Compared to their trade-deadline splashes in years past, acquiring Anthony and a 2017 second-rounder hardly qualifies as major fireworks. As Xylon wrote earlier this week, though, the Sixers’ inertia on deadline day shouldn’t come as a huge surprise. It’s also not as though Hinkie and Co. weren’t laying the foundation of future moves during the days leading up to the deadline.

According to Tom Moore of Calkins Media, Hinkie was “gauging interest in [Jahlil] Okafor” around the league, but no concrete trade rumor (much less an actual deal) ever materialized. Keith Pompey of the Philadelphia Inquirer reported the Sixers “contacted the Atlanta Hawks about their desire to trade point guard Jeff Teague or backup Dennis Schroder,” but the Hawks elected to stand pat with both. They also “had discussions” with the Los Angeles Clippers about Blake Griffin, according to Sam Amico of Fox Sports Ohio, but those likewise went nowhere.

The Sixers had nearly $10 million in cap space heading into Thursday, but few teams were intent on making major salary dumps with the salary cap set to explode this summer. Anderson Varejao, who the Cleveland Cavaliers sent to the Portland Trail Blazers in a three-team trade along with a protected 2018 first-rounder, wouldn’t have fit into the Sixers’ cap space without them sending out something—even as unsubstantial as Sampson—in return. After seeing Hinkie use cap space as a weapon at the deadline last February, in particular, the relative lack of activity qualifies as a mild disappointment, but the Sixers already won’t be able to use their full haul of first- and second-round picks over next few seasons. At this point, figuring out whether the combo of Okafor and Nerlens Noel is feasible over the long haul is the team’s No. 1 priority.

You’ve heard it 10,000 times before, but Joel Embiid remains the linchpin to any significant roster move. Until the Sixers are certain he’ll be able to contribute next season in any capacity, they’ll be rightfully reluctant to trade either of their two sure things in Okafor and Noel. (Embiid is reportedly in Qatar at the moment, per Moore, “kick-starting” the next phase of his rehab at “the world’s leading specialized orthopedic and sports medicine hospital.”)

The uncertainty regarding Dario Saric’s status also isn’t helping matters. Though he’s reportedly headed stateside for the 2016-17 season, until the Sixers have him put pen to paper, he could always chance course and stay abroad for one more season. Doing so would allow him to escape the confinement of the rookie scale, which makes significant financial sense on his end.

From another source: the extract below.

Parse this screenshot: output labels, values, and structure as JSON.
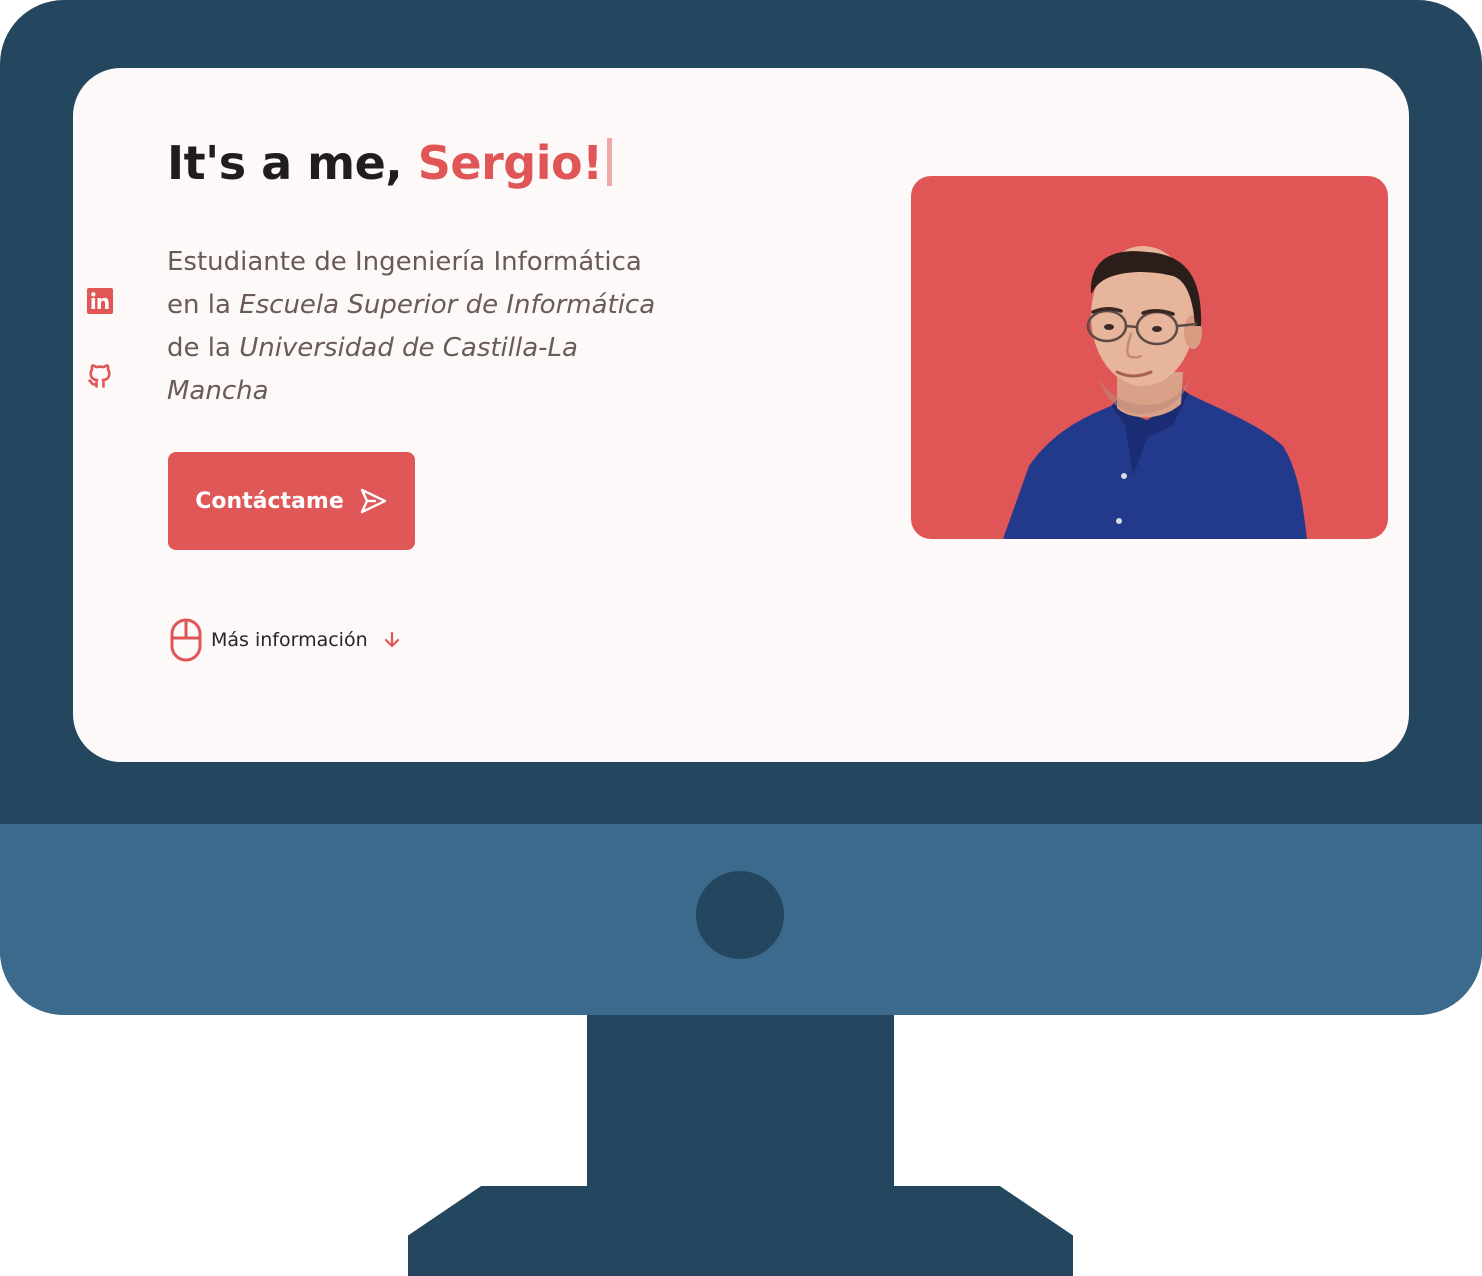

In a best-case scenario, Saric will join the Sixers this summer and Embiid will overcome his navicular issues to become the franchise-changing big man we all hope he can be. If or when that happens, Hinkie, Colangelo and Co. can reassess their options at the time and begin working on ways of resolving their frontcourt glut. With so many teams swimming in cap space this summer—most of whom will inevitably be left on the altar once the top-tier free agents head elsewhere—the trade market could be especially lively come July.

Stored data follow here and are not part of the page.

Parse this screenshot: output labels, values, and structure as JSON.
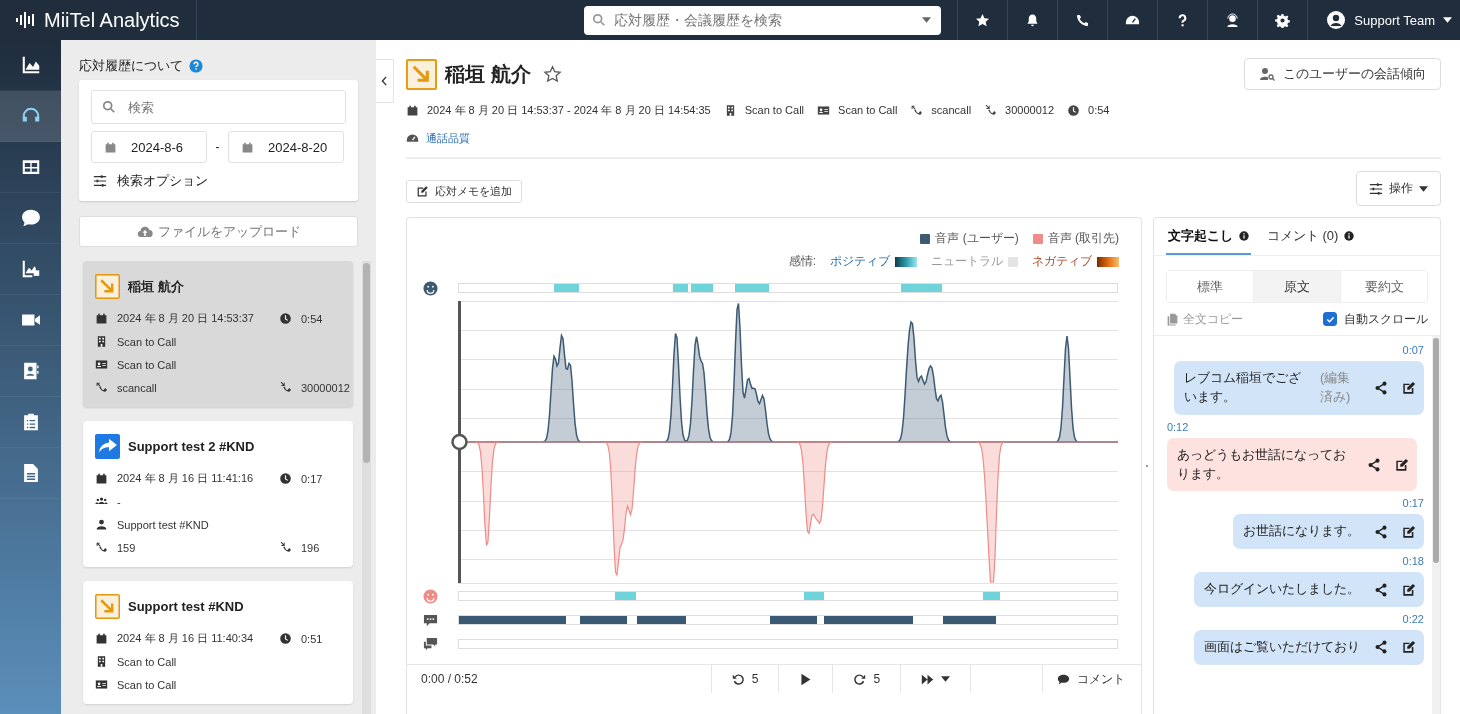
{
  "app": {
    "logo": "MiiTel Analytics",
    "search": {
      "placeholder": "応対履歴・会議履歴を検索"
    },
    "user": "Support Team"
  },
  "rail": [
    {
      "kind": "analytics",
      "selected": false
    },
    {
      "kind": "calls",
      "selected": true
    },
    {
      "kind": "dashboard",
      "selected": false
    },
    {
      "kind": "sms",
      "selected": false
    },
    {
      "kind": "media",
      "selected": false
    },
    {
      "kind": "video",
      "selected": false
    },
    {
      "kind": "contacts",
      "selected": false
    },
    {
      "kind": "tasks",
      "selected": false
    },
    {
      "kind": "documents",
      "selected": false
    }
  ],
  "sidebar": {
    "heading": "応対履歴について",
    "search": {
      "placeholder": "検索"
    },
    "date_from": "2024-8-6",
    "date_separator": "-",
    "date_to": "2024-8-20",
    "options": "検索オプション",
    "upload": "ファイルをアップロード",
    "calls": [
      {
        "kind": "incoming",
        "selected": true,
        "name": "稲垣 航介",
        "datetime": "2024 年 8 月 20 日 14:53:37",
        "duration": "0:54",
        "company": "Scan to Call",
        "contact": "Scan to Call",
        "caller": "scancall",
        "callee": "30000012"
      },
      {
        "kind": "outgoing",
        "selected": false,
        "name": "Support test 2 #KND",
        "datetime": "2024 年 8 月 16 日 11:41:16",
        "duration": "0:17",
        "group": "-",
        "user": "Support test #KND",
        "caller": "159",
        "callee": "196"
      },
      {
        "kind": "incoming",
        "selected": false,
        "name": "Support test #KND",
        "datetime": "2024 年 8 月 16 日 11:40:34",
        "duration": "0:51",
        "company": "Scan to Call",
        "contact": "Scan to Call"
      }
    ]
  },
  "detail": {
    "kind": "incoming",
    "name": "稲垣 航介",
    "starred": false,
    "trend_button": "このユーザーの会話傾向",
    "period": "2024 年 8 月 20 日 14:53:37 - 2024 年 8 月 20 日 14:54:35",
    "company": "Scan to Call",
    "contact": "Scan to Call",
    "caller": "scancall",
    "callee": "30000012",
    "duration": "0:54",
    "quality_link": "通話品質",
    "memo_button": "応対メモを追加",
    "actions_button": "操作"
  },
  "waveform": {
    "legend": [
      {
        "label": "音声 (ユーザー)",
        "color": "#3d5a73"
      },
      {
        "label": "音声 (取引先)",
        "color": "#f08c88"
      }
    ],
    "sentiment_label": "感情:",
    "sentiment_legend": [
      {
        "kind": "positive",
        "label": "ポジティブ"
      },
      {
        "kind": "neutral",
        "label": "ニュートラル"
      },
      {
        "kind": "negative",
        "label": "ネガティブ"
      }
    ]
  },
  "player": {
    "time": "0:00 / 0:52",
    "rewind": "5",
    "forward": "5",
    "comment": "コメント"
  },
  "transcript": {
    "tabs": [
      {
        "label": "文字起こし",
        "selected": true
      },
      {
        "label": "コメント (0)",
        "selected": false
      }
    ],
    "modes": [
      {
        "label": "標準",
        "selected": false
      },
      {
        "label": "原文",
        "selected": true
      },
      {
        "label": "要約文",
        "selected": false
      }
    ],
    "copy": "全文コピー",
    "autoscroll": {
      "label": "自動スクロール",
      "checked": true
    },
    "messages": [
      {
        "kind": "user",
        "time": "0:07",
        "text": "レブコム稲垣でございます。",
        "note": "(編集済み)"
      },
      {
        "kind": "customer",
        "time": "0:12",
        "text": "あっどうもお世話になっております。"
      },
      {
        "kind": "user",
        "time": "0:17",
        "text": "お世話になります。"
      },
      {
        "kind": "user",
        "time": "0:18",
        "text": "今ログインいたしました。"
      },
      {
        "kind": "user",
        "time": "0:22",
        "text": "画面はご覧いただけており"
      }
    ]
  }
}
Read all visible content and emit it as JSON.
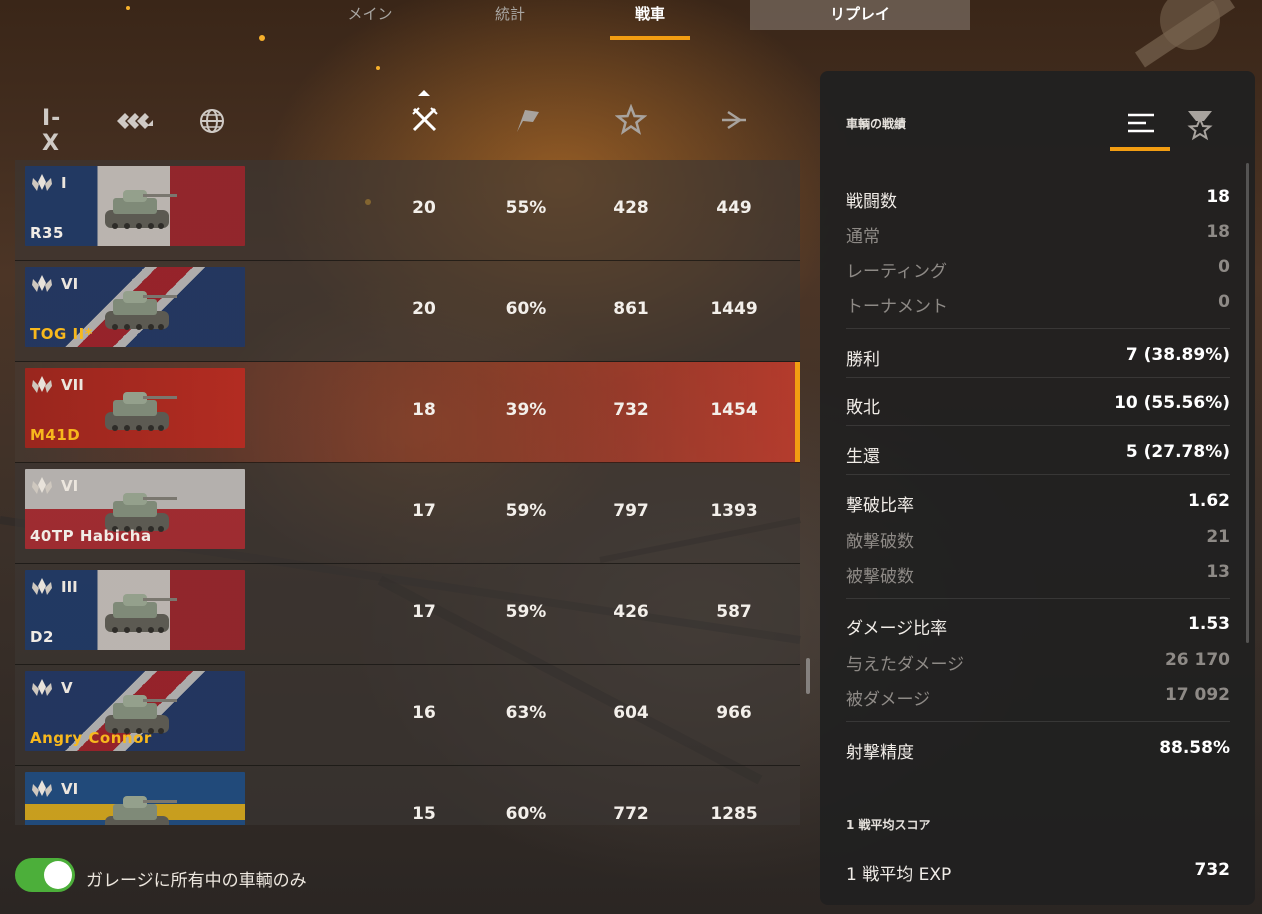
{
  "top_tabs": {
    "main": "メイン",
    "stats": "統計",
    "vehicles": "戦車",
    "replay": "リプレイ"
  },
  "filters": {
    "tier": "I-X"
  },
  "rows": [
    {
      "tier": "I",
      "name": "R35",
      "battles": "20",
      "winrate": "55%",
      "avg_dmg": "428",
      "avg_exp": "449",
      "premium": false,
      "flag": "france",
      "selected": false
    },
    {
      "tier": "VI",
      "name": "TOG II*",
      "battles": "20",
      "winrate": "60%",
      "avg_dmg": "861",
      "avg_exp": "1449",
      "premium": true,
      "flag": "uk",
      "selected": false
    },
    {
      "tier": "VII",
      "name": "M41D",
      "battles": "18",
      "winrate": "39%",
      "avg_dmg": "732",
      "avg_exp": "1454",
      "premium": true,
      "flag": "china",
      "selected": true
    },
    {
      "tier": "VI",
      "name": "40TP Habicha",
      "battles": "17",
      "winrate": "59%",
      "avg_dmg": "797",
      "avg_exp": "1393",
      "premium": false,
      "flag": "poland",
      "selected": false
    },
    {
      "tier": "III",
      "name": "D2",
      "battles": "17",
      "winrate": "59%",
      "avg_dmg": "426",
      "avg_exp": "587",
      "premium": false,
      "flag": "france",
      "selected": false
    },
    {
      "tier": "V",
      "name": "Angry Connor",
      "battles": "16",
      "winrate": "63%",
      "avg_dmg": "604",
      "avg_exp": "966",
      "premium": true,
      "flag": "uk",
      "selected": false
    },
    {
      "tier": "VI",
      "name": "",
      "battles": "15",
      "winrate": "60%",
      "avg_dmg": "772",
      "avg_exp": "1285",
      "premium": false,
      "flag": "sweden",
      "selected": false
    }
  ],
  "toggle": {
    "label": "ガレージに所有中の車輌のみ",
    "on": true
  },
  "panel": {
    "title": "車輌の戦績",
    "battles": {
      "label": "戦闘数",
      "value": "18"
    },
    "regular": {
      "label": "通常",
      "value": "18"
    },
    "rating": {
      "label": "レーティング",
      "value": "0"
    },
    "tournament": {
      "label": "トーナメント",
      "value": "0"
    },
    "wins": {
      "label": "勝利",
      "value": "7 (38.89%)"
    },
    "losses": {
      "label": "敗北",
      "value": "10 (55.56%)"
    },
    "survived": {
      "label": "生還",
      "value": "5 (27.78%)"
    },
    "kd_ratio": {
      "label": "撃破比率",
      "value": "1.62"
    },
    "kills": {
      "label": "敵撃破数",
      "value": "21"
    },
    "deaths": {
      "label": "被撃破数",
      "value": "13"
    },
    "dmg_ratio": {
      "label": "ダメージ比率",
      "value": "1.53"
    },
    "dmg_dealt": {
      "label": "与えたダメージ",
      "value": "26 170"
    },
    "dmg_received": {
      "label": "被ダメージ",
      "value": "17 092"
    },
    "accuracy": {
      "label": "射撃精度",
      "value": "88.58%"
    },
    "avg_section": "1 戦平均スコア",
    "avg_exp": {
      "label": "1 戦平均 EXP",
      "value": "732"
    }
  },
  "colors": {
    "accent": "#f29d12",
    "toggle_on": "#4caf3a",
    "premium_name": "#f7b81d"
  },
  "icons": {
    "nation_filter": "nation-icon",
    "type_filter": "vehicle-type-icon",
    "col_battles": "crossed-swords-icon",
    "col_winrate": "victory-flag-icon",
    "col_avg_exp": "star-icon",
    "col_avg_dmg": "damage-icon"
  }
}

For a change, the Sixers were in no rush to make major deals at the trade deadline. They simply did their due diligence by sniffing around the asking prices of Atlanta’s point guards, Griffin and Okafor, among others, and landed a second-round pick in a minor salary dump. Come this summer, the legwork they did over the past few weeks could give them a head start on any trade discussions. Until the days leading up to the draft, however, it should be all quiet on the trade front in Philly.